Thursday, August 2, 2012

Animated Short of the Day: "The Bear That Wasn't" (Chuck Jones, 1967)

Animated Short of the Day is an ongoing series showcasing short cartoons from every possible genre, era, and format. For an archive of the films previously featured, click here. To suggest cartoons for future installments, email me or contact me on Twitter.

If you're reading a blog post about short cartoons, you almost certainly know who Chuck Jones is. He directed dozens of the funniest and most famous Looney Tunes and Merrie Melodies, not to mention a couple of very well-regarded Dr. Seuss adaptations.

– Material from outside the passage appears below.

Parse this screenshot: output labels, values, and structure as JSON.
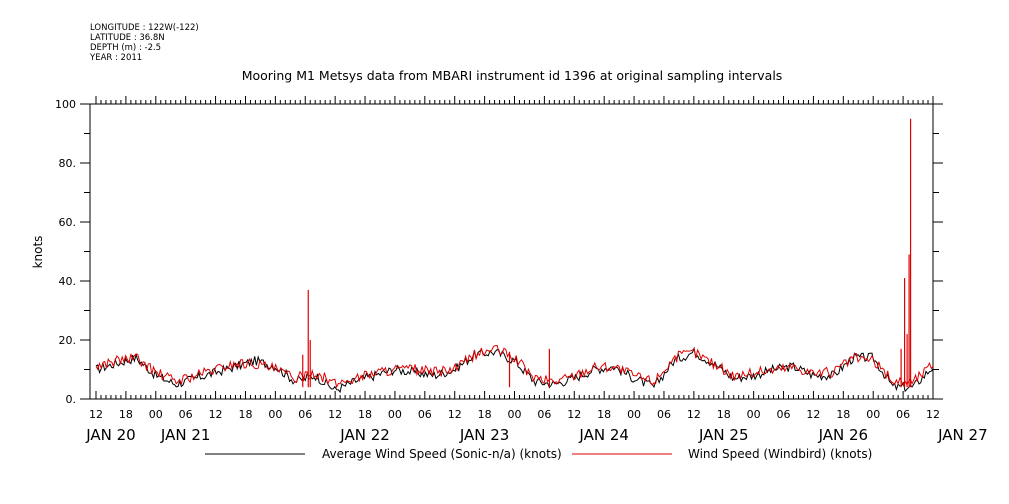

It's also quite likely that you know who Frank Tashlin is. He too was an animation director at Warner Brothers, for two separate stints in the late 1930s and early 1940s. After he left he moved into live-action, where he had a long and successful career directing films starring the likes of Tony Randall, Jerry Lewis, and Bob Hope.
The two were co-workers at Warner Brothers for years, where they were both heading their own units. They both made a whole bunch of hilarious cartoons with Daffy Duck in them. But "The Bear That Wasn't" is the only time the two of them ever collaborated in the production of a film. It was made at MGM in 1967, twenty-three years after Tashlin left WB to begin his live-action career.

And it really was a true collaboration. The short is adapted from Tashlin's 1946 children's book of the same name, and it follows the book's story almost exactly. If a viewer didn't know better, he or she could easily mistake Paul Frees' narration for a segment from Reading Rainbow. This is a good thing, because it means that the cartoon retains the book's sharp satire of those who lets others to define their identity.

But the visual style is pure Jones - it hardly resembles the book. Jones's figures grew most distinct over the course of his career. By 1967, they had become instantly recognizable. One look at the bear and you know instantly that this is from the same man who, just the previous year, had reshaped Dr. Seuss's Grinch in his own image.

Jones is aided immensely by his frequent production designer Maurice Noble, whose backgrounds are so striking that he receives a co-director credit on the cartoon. I've always been especially impressed with the way that Noble makes the corporation settings seem just as vast as the outdoor ones. This really seems like a place where the bear could get lost and never escape.

The cartoon is also hilarious, albeit in a very different way from the fast-and-frantic cartoons the two gentlemen had made at WB. This is a very low-key, almost wistful cartoon, with most of the laughs coming from details (the image of a cigarette hanging out of the bear's mouth) or the repetition of the phrase "You are not a bear. You are a silly man who needs a shave and wears a fur coat," which gets funnier to me every single time it's said. It's a far cry from "Duck Amuck" or "Porky Pig's Feat."

"The Bear That Wasn't" is available on DVD and Blu-Ray, both of which are a lot prettier than this YouTube video.

2 comments:

Ryan Roe said...

This is a cool piece of animation history. And it needs a shave.

How did it end up on a Looney Tunes collection if it was produced as an MGM short, anyway?

Anthony Strand said...

The answer is a simple one - Time Warner owns the pre-1986 MGM catalog. It's the same reason that your DVD copy of Singin' in the Rain has a WB logo on the side.